Les données ne sont plus nécessaires au regard des finalités pour lesquelles elles ont été collectées
La personne retire son consentement et il n'existe pas d'autre base légale
La personne s'oppose au traitement et il n'existe pas de motif légitime prévalant
Les données ont fait l'objet d'un traitement illicite
L'effacement est exigé pour respecter une obligation légale

Quand pouvez-vous légalement refuser ?

Obligation légale de conservation (comptabilité 10 ans, contrats 5 ans, bulletins de paie 5 ans)
Exercice de la liberté d'expression et d'information (presse, recherche, intérêt public)
Motifs d'intérêt public dans le domaine de la santé publique
Fins archivistiques, de recherche scientifique ou historique
Constatation, exercice ou défense de droits en justice

Important : si vous refusez, vous devez informer la personne du motif de refus et de son droit de saisir la CNIL ou un tribunal. Ne jamais refuser sans explication.

Vos outils SaaS permettent-ils l'effacement complet ?

Certains outils ne permettent pas la suppression granulaire. Vérifiez leur conformité RGPD avec RGPDScan.

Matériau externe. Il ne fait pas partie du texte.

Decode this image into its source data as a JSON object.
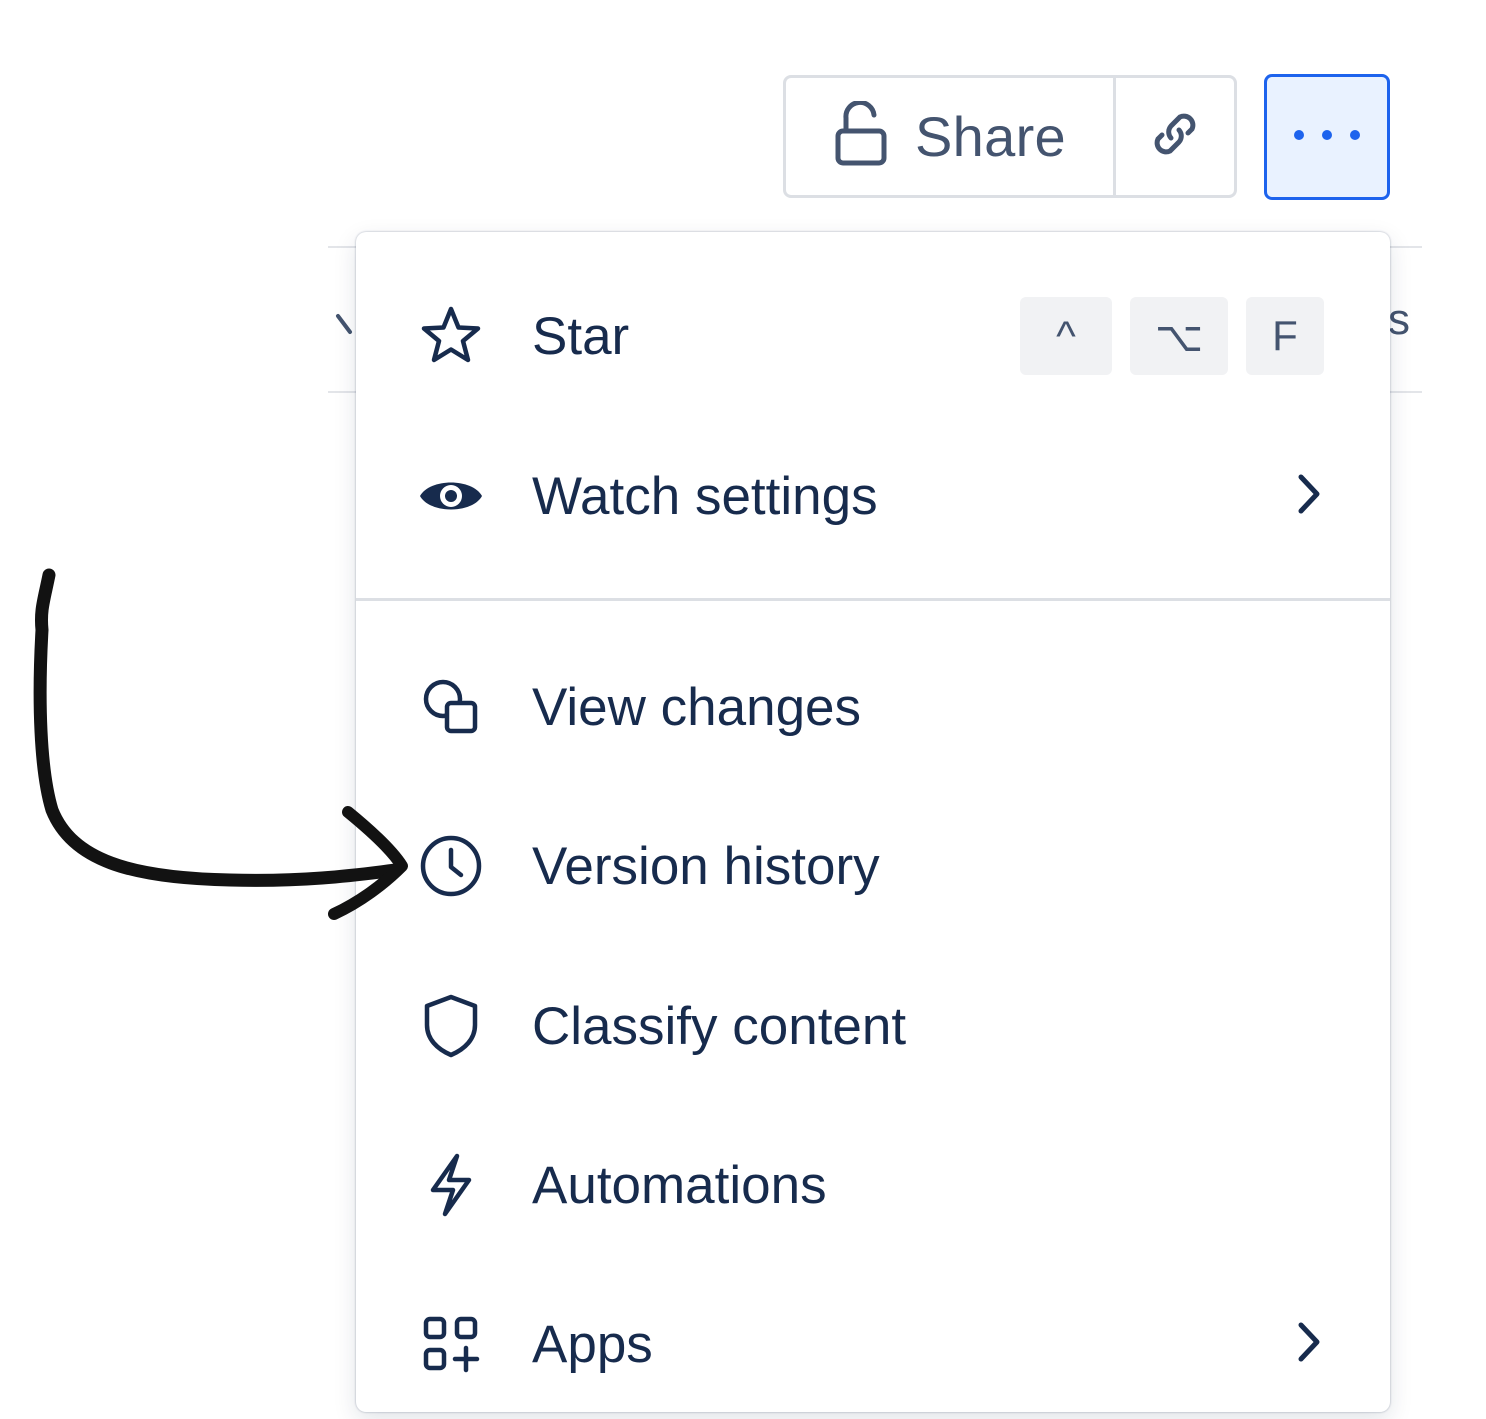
{
  "toolbar": {
    "share_label": "Share",
    "share_icon": "unlock-icon",
    "link_icon": "link-icon",
    "more_icon": "more-horizontal-icon",
    "accent": "#1d63ed"
  },
  "background": {
    "partial_letter": "s"
  },
  "menu": {
    "items": [
      {
        "label": "Star",
        "icon": "star-icon",
        "shortcut": [
          "^",
          "⌥",
          "F"
        ]
      },
      {
        "label": "Watch settings",
        "icon": "eye-icon",
        "submenu": true
      },
      {
        "label": "View changes",
        "icon": "view-changes-icon"
      },
      {
        "label": "Version history",
        "icon": "clock-icon",
        "highlighted_by_annotation": true
      },
      {
        "label": "Classify content",
        "icon": "shield-icon"
      },
      {
        "label": "Automations",
        "icon": "lightning-icon"
      },
      {
        "label": "Apps",
        "icon": "apps-icon",
        "submenu": true
      }
    ]
  },
  "annotation": {
    "type": "hand-drawn-arrow",
    "points_to": "Version history",
    "color": "#111111"
  }
}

Procédure recommandée en 5 étapes

1
Vérifier l'identité du demandeur

Demander une pièce d'identité si doute sur l'identité. Ne pas demander de pièce d'identité systématiquement — c'est disproportionné. Pour les comptes clients, la connexion au compte suffit généralement.

2
Inventorier tous les systèmes concernés

Base de données principale, CRM, outil email, logs serveur, sauvegardes, exports CSV, Google Analytics (purge segment), outils tiers. Tout système détenant les données doit être inclus.

3
Effacer ou anonymiser

Suppression complète OU anonymisation vraie (impossible de ré-identifier). La pseudonymisation ne suffit pas. Pour les données comptables obligatoirement conservées : anonymiser les données personnelles, conserver les montants.

4
Informer les sous-traitants

Si vous avez partagé les données avec des tiers (sous-traitants, partenaires), vous devez leur demander d'effacer également. Art. 19 RGPD.

5
Répondre et documenter

Confirmer par écrit l'effacement effectué (liste des systèmes purgés, date). Conserver ce document 5 ans. Si refus partiel : expliquer le motif légal et les données conservées.

Pour aller plus loin

Questions fréquentes

Un client peut-il demander l'effacement de toutes ses données ?
Il peut demander l'effacement, mais ce droit n'est pas absolu. Vous pouvez refuser si vous avez une obligation légale de conserver (comptabilité : 10 ans, contrats : 5 ans), si les données sont nécessaires à la défense de droits en justice, ou pour des motifs d'intérêt public. Informez le client du motif de refus et de son droit de recours auprès de la CNIL.
Supprimer le compte client suffit-il pour respecter le droit à l'effacement ?
Non. Supprimer le compte front-end ne suffit pas si les données persistent en base de données, dans les sauvegardes, les logs, les fichiers d'export, le CRM, l'outil email, etc. L'effacement doit être complet ou justifié par une obligation légale.
Faut-il effacer les données dans les sauvegardes ?
En principe oui, mais la CNIL admet une tolérance pratique : si la suppression immédiate dans les sauvegardes est techniquement très complexe (bandes magnétiques, archives froides), vous pouvez indiquer que les sauvegardes seront purgées à leur prochaine rotation, et garantir qu'elles ne seront pas restaurées pour utiliser ces données.
Quel délai pour répondre à une demande d'effacement ?
1 mois à compter de la réception de la demande. Ce délai peut être prolongé de 2 mois supplémentaires si la demande est complexe ou nombreuse, à condition d'informer le demandeur de la prolongation et de son motif dans le délai initial d'1 mois.
Peut-on refuser une demande d'effacement d'un ancien salarié ?
Certaines données doivent être conservées : bulletin de salaire (5 ans), documents RH liés à la paie (10 ans comptables), éléments de preuve en cas de litige prudhommal (5 ans). En dehors de ces obligations, l'effacement s'applique également aux données ex-salariés.
Comment prouver qu'on a bien effectué l'effacement ?
Tenez un journal des demandes : date de réception, nature de la demande, actions effectuées (liste des systèmes purgés), date de réponse. Conservez ce journal 5 ans. En cas de contrôle CNIL ou de litige, c'est votre preuve principale.